No better way to help fill the time on a 16-hour flight to New Zealand for the Badgers basketball team.
“I think I got plenty of time to read a handbook, watch videos, do a lot of things,” Gard joked.
The NCAA allows schools to go on foreign exhibition tours every four years, an excursion that gives teams 10 practices to prepare for the summer games. It is precious time for coaches and players to work together on and off the court, tasks that otherwise couldn’t start until October.
The last time the Badgers took an international trip, they had a pretty good season.
The program four summers ago played in Canada at a time when the team was also replacing most of its starting lineup. Less experienced players and future stars like Frank Kaminsky and Sam Dekker, along with then-freshmen Nigel Hayes and Bronson Koenig, got their first taste of playing together as a team.

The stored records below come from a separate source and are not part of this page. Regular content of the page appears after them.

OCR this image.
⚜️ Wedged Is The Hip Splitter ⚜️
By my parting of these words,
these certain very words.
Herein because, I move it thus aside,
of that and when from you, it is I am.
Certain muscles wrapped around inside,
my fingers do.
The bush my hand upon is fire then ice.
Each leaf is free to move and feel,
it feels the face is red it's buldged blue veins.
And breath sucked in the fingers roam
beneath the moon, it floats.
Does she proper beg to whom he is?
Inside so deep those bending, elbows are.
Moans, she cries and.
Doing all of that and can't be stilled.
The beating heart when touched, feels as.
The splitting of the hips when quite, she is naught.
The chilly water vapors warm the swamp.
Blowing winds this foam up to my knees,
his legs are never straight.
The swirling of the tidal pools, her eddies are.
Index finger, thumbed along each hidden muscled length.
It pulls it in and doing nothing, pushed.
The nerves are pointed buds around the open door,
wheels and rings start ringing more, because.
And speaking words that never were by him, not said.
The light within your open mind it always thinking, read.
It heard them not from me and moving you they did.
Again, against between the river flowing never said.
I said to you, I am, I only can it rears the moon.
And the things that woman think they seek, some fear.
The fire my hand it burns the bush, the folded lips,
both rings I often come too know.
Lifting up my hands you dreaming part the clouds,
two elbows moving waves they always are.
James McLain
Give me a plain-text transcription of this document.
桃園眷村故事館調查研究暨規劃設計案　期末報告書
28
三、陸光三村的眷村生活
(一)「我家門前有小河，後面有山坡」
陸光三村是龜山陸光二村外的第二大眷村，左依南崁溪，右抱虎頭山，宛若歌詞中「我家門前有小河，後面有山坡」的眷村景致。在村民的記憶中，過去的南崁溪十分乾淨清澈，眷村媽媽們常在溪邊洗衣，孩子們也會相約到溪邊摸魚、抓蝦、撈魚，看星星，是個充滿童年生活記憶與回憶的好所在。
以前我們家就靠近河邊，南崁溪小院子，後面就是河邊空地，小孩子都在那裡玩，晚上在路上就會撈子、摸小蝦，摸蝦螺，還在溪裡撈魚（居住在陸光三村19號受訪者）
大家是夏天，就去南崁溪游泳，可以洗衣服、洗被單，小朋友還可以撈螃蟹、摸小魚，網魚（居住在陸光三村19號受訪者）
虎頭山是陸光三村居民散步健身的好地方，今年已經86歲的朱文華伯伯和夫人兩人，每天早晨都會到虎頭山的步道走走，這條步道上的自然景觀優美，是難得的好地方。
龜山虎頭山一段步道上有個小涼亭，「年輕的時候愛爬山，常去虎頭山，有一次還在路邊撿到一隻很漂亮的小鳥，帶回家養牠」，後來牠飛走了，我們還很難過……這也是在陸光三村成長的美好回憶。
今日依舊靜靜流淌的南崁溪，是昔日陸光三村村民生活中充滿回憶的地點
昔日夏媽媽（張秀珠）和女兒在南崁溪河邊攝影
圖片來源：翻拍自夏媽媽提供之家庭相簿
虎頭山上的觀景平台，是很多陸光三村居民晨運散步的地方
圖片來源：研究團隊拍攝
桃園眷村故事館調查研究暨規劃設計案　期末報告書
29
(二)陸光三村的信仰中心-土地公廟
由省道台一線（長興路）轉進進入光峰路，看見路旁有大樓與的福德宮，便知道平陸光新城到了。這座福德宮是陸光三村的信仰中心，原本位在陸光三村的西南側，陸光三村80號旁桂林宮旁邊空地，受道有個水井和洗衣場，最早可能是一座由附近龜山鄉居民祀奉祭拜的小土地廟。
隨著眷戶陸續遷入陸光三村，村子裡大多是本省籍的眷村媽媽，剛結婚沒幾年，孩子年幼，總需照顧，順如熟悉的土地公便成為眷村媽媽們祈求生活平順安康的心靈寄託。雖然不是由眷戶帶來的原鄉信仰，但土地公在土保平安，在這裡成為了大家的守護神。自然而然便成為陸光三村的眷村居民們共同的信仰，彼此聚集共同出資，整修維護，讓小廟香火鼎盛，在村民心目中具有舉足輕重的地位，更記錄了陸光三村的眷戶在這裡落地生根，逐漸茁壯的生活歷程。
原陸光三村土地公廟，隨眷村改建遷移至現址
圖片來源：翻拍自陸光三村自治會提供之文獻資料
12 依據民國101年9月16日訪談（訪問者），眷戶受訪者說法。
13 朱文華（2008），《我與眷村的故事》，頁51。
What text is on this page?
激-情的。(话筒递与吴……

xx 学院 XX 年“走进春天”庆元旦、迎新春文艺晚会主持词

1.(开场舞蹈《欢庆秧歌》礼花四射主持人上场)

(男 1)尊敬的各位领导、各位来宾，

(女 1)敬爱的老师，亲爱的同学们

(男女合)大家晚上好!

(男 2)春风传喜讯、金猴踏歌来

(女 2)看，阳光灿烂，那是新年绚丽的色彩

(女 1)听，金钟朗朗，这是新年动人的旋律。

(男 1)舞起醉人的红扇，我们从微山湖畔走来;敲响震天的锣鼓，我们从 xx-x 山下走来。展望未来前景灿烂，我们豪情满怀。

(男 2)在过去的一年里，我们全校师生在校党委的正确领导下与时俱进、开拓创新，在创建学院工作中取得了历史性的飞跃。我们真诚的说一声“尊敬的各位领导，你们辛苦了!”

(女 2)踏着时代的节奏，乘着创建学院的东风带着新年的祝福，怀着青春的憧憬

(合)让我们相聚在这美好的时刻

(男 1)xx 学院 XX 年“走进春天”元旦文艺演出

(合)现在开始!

Seven months later, they made a run to their first of back-to-back Final Four appearances.
Then-coach Bo Ryan “always talked about how much that trip helped,” said fifth-year senior Aaron Moesch, who was redshirted in 2013-14. The reserve forward is also the only player who was on the roster for both Final Four teams.
“Correlation doesn’t mean causation,” Moesch added before practice on Wednesday in Madison. “But there’s definitely something to be said about having those extra games, especially with a young team.”
Similarly, this five-game, 12-day tour to New Zealand and Australia comes after the program lost four senior starters in Hayes, Koenig, forward Vitto Brown and guard Zak Showalter. The roster has been replenished with a decorated recruiting class, including freshman guard Kobe King, a unanimous selection as Wisconsin’s state prep player of the year.
Practices so far have been energetic. Returnees will assume new responsibilities, and everyone is feeling out their respective roles.
“That’s what has been nice about this summer - we’ve covered things normally you don’t cover until October and November. Terminology, scheme, philosophy, specifically the defensive end of things,” Gard said. “I’m excited for these guys to put all that knowledge and work they’ve committed to do, to work over there and see what happens.”
Big man Ethan Happ is one of the holdovers on the team whose role will expand this season. The 6-foot-10 junior with the dominating post game might become an even bigger focal point of the offense with Hayes and Koenig gone.
Happ will use the trip to New Zealand and Australia to continue working on skills that he has focused on this offseason, including his outside shot, as well as ball-handling and decreasing turnovers.
“Then as a team basically just see who’s ready and willing to work on the floor,” Happ said. “It’s easy to do in practice, but it’s a lot different when the lights are on. It’ll be interesting to see who steps up.”